The frame of a spitfire with its elliptical wings is one of its most defining characteristics, casting a distinctive silhouette against the sky. The ellipse shaping was used to minimise drag while having the necessary thickness to accommodate the retracted undercarriages and the guns required for self defence.
A simple compromise that had the resulting benefit of having an incredibly individual shape. In contrast, the airframe – which was influenced by exciting new advances in all metal, low-‘wing plane construction – was a complex and well-balanced amalgamation of a streamlined semi-single piece of aluminium alloy and a fully enclosed cockpit. This allowed unrivalled responsiveness and ease of flight, making the Spitfire a favourite for pilots.
Arguably, the other most defining and success-inducing element of the Spitfire was its engine, which took on the form of the Rolls-Royce Merlin and Griffon engines. Planned by a board of directors at Rolls-Royce who realised that their current Vee-12 engine was topping out at 700hp and that a more powerful variant would be needed, first the Merlin and later the Griffon engines were designed. The Merlin at first delivered 79ohp, short of the 1,000hp goal set in its design brief, however this was to increase to 975hp in a few years. The Griffon then built upon the success of the Merlin, delivering at the climax of its advancement a whopping 2,035hp. These engines were to prove tantamount to the airframe and wing designs in the dominance of the Spitfire.
Despite its origins lying in short-range home defence, the Spitfire was to prove so versatile and successful that it was quickly adapted for a wide variety of military purposes. Many variants were created, including designs tailored for reconnaissance, bombing runs, high-altitude interception and general fighter-bomber operations. The most notable derivative, however, was the multi-variant Seafire, specially designed for operation on aircraft carriers with the added ability to double-fold its wings for ease of storage.
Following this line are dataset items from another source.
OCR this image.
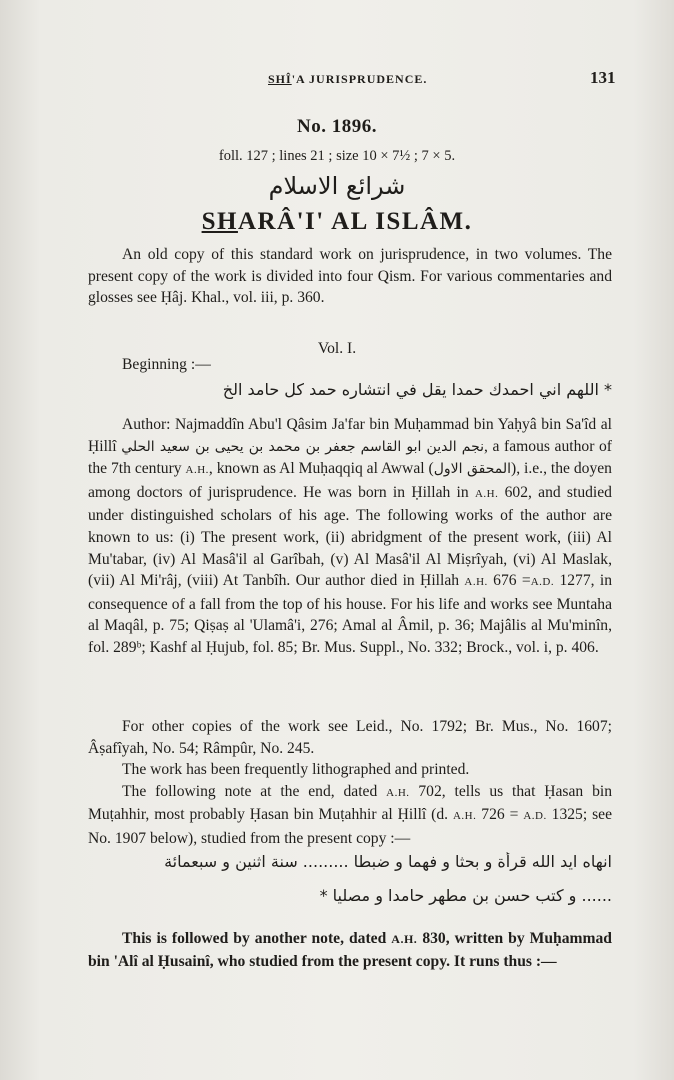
SHÎ'A JURISPRUDENCE.	131
No. 1896.
foll. 127 ; lines 21 ; size 10 × 7½ ; 7 × 5.
شرائع الاسلام
SHARÂ'I' AL ISLÂM.

An old copy of this standard work on jurisprudence, in two volumes. The present copy of the work is divided into four Qism. For various commentaries and glosses see Ḥâj. Khal., vol. iii, p. 360.

Vol. I.
Beginning :—
* اللهم اني احمدك حمدا يقل في انتشاره حمد كل حامد الخ

Author: Najmaddîn Abu'l Qâsim Ja'far bin Muḥammad bin Yaḥyâ bin Sa'îd al Ḥillî نجم الدين ابو القاسم جعفر بن محمد بن يحيى بن سعيد الحلي, a famous author of the 7th century A.H., known as Al Muḥaqqiq al Awwal (المحقق الاول), i.e., the doyen among doctors of jurisprudence. He was born in Ḥillah in A.H. 602, and studied under distinguished scholars of his age. The following works of the author are known to us: (i) The present work, (ii) abridgment of the present work, (iii) Al Mu'tabar, (iv) Al Masâ'il al Garîbah, (v) Al Masâ'il Al Miṣrîyah, (vi) Al Maslak, (vii) Al Mi'râj, (viii) At Tanbîh. Our author died in Ḥillah A.H. 676 =A.D. 1277, in consequence of a fall from the top of his house. For his life and works see Muntaha al Maqâl, p. 75; Qiṣaṣ al 'Ulamâ'i, 276; Amal al Âmil, p. 36; Majâlis al Mu'minîn, fol. 289ᵇ; Kashf al Ḥujub, fol. 85; Br. Mus. Suppl., No. 332; Brock., vol. i, p. 406.

For other copies of the work see Leid., No. 1792; Br. Mus., No. 1607; Âṣafîyah, No. 54; Râmpûr, No. 245.

The work has been frequently lithographed and printed.

The following note at the end, dated A.H. 702, tells us that Ḥasan bin Muṭahhir, most probably Ḥasan bin Muṭahhir al Ḥillî (d. A.H. 726 = A.D. 1325; see No. 1907 below), studied from the present copy :—

انهاه ايد الله قرأة و بحثا و فهما و ضبطا ......... سنة اثنين و سبعمائة
...... و كتب حسن بن مطهر حامدا و مصليا *

This is followed by another note, dated A.H. 830, written by Muḥammad bin 'Alî al Ḥusainî, who studied from the present copy. It runs thus :—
Considering the place in history that the Spitfire holds – a fighter-bomber aircraft that bridged the gap between the age of the propeller engine to that of the jet – the fact that they are still collected (with an average cost of GBP 1.4 million) and flown today is unsurprising. The Spitfire is a timeless piece of engineering that shows some of the most creative and advanced efforts in military history.